Alfred Cortot and Jacques Thibaud


There must have been many great piano trio ensembles throughout recent history. But, in the much of the piano trio repertoire, none better – in my view – than Alfred Cortot, Jacques Thibaud and Pablo Casals. A long friendship broken apart, alas, by the Second World War and the occupation of France by the Germans. The Swiss Cortot, the French Thibaud and the Catalan Casals became irreconcilable thereafter. Our great loss. Happily, for us, recordings remain pror to the 1939 cataclysm.

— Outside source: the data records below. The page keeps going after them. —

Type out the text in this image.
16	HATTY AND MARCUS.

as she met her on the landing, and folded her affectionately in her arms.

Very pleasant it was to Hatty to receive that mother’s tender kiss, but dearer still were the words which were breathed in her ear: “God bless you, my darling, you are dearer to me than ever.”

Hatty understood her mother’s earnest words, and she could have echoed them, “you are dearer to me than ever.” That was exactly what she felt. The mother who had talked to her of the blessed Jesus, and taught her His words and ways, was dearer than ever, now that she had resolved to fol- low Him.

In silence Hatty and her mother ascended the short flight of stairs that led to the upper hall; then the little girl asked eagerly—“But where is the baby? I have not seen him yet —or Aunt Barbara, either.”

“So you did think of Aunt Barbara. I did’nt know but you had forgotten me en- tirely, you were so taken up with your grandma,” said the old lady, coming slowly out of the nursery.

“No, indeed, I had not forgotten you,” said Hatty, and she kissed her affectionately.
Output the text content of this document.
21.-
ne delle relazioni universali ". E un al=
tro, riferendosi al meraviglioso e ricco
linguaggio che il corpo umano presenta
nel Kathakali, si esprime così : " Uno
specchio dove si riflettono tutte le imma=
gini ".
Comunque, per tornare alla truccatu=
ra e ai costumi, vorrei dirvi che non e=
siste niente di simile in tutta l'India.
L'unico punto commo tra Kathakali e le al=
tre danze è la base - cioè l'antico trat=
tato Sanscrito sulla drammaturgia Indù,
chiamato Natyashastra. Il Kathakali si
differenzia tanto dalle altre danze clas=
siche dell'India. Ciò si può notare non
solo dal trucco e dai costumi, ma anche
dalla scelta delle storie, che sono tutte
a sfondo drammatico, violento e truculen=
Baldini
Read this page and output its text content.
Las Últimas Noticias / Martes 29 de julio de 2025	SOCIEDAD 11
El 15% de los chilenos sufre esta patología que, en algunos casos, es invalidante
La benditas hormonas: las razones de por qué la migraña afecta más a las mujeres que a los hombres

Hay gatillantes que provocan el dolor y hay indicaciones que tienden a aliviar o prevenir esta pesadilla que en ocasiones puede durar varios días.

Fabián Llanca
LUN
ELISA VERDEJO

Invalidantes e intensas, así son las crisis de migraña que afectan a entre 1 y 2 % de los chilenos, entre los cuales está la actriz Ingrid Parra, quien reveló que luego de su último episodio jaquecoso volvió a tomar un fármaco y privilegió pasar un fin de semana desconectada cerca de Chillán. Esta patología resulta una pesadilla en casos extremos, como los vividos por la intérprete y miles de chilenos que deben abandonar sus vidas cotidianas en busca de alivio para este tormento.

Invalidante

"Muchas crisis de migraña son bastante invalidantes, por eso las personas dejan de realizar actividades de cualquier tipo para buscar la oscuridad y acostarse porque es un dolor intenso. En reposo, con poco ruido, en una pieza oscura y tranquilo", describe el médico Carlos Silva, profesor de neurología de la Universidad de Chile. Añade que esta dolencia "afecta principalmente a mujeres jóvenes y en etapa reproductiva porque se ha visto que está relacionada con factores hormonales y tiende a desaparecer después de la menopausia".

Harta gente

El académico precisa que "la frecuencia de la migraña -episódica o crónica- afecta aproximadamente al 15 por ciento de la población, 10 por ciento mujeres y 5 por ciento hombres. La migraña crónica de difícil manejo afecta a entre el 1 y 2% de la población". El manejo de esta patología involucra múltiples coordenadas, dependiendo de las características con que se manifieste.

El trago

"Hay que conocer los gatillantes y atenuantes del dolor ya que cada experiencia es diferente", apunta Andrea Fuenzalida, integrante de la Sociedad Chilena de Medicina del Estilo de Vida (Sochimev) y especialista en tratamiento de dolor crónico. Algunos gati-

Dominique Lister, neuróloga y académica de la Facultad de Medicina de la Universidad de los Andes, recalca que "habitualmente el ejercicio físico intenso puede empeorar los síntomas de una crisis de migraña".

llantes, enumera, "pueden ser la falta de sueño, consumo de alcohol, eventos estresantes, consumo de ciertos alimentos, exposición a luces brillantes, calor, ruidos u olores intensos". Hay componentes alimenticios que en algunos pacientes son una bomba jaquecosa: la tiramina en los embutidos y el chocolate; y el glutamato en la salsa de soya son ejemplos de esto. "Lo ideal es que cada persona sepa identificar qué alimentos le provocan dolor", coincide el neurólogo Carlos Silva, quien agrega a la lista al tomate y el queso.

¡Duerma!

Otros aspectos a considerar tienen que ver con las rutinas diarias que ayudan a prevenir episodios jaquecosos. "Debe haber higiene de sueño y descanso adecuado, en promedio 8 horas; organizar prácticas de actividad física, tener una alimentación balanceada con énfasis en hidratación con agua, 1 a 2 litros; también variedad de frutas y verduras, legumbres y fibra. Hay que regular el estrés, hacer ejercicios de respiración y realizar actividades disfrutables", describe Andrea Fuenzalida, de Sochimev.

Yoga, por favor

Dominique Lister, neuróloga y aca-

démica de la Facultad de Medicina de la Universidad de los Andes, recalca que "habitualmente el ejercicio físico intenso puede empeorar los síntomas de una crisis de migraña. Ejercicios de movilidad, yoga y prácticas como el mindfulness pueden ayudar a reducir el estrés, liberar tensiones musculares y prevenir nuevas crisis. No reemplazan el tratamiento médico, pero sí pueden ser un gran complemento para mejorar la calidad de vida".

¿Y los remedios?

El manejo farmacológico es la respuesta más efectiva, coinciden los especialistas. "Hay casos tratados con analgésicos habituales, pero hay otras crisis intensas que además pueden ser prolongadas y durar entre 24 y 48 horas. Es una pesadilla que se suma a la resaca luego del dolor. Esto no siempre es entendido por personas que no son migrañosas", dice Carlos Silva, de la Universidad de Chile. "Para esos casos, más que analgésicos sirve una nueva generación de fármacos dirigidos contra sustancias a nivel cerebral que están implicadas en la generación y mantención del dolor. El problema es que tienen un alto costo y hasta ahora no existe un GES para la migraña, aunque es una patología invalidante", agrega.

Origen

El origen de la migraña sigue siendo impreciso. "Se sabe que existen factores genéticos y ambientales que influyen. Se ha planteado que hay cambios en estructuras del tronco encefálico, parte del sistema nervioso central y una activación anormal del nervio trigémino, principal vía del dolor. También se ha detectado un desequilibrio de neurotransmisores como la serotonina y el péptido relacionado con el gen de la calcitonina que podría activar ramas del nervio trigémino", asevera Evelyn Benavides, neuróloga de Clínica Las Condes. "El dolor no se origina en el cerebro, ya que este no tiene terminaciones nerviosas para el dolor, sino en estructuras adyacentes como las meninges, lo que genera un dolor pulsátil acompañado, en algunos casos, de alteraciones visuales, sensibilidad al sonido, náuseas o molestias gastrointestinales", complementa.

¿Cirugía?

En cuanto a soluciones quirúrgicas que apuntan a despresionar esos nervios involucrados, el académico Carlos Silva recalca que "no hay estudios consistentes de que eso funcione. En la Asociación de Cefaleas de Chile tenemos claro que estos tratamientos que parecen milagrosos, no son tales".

This evening I revelled in recordings by just two members of the trio: Cortot and Thibaud playing the Franck sonata in 1929, the first Fauré sonata (1927) and the Debussy sonata (1929). I was struck by: a) the music (they don't write violin and piano music like this any more) b) the pianism of Cortot and the violin playing of Thibaud c) the recording and recorded balance of the original recordings d) the transfers from 78s (Pristine Audio). Quite frankly, surveying over 80 years of recordings of these pieces, I cannot off-hand recall better versions of any three of these admirable sonatas. High praise for Cortot and Thibaud; an indictment of the years post-1940 where so much that was expert-class chamber music playing between friends became commercialised. And high praise for the recording industry of that time, not yet obsessed with pretty girls or macho males. When Cortot and Thibaud played together here, there is no question as to who is “the star”; this is music-making between world-class musicians and close friends.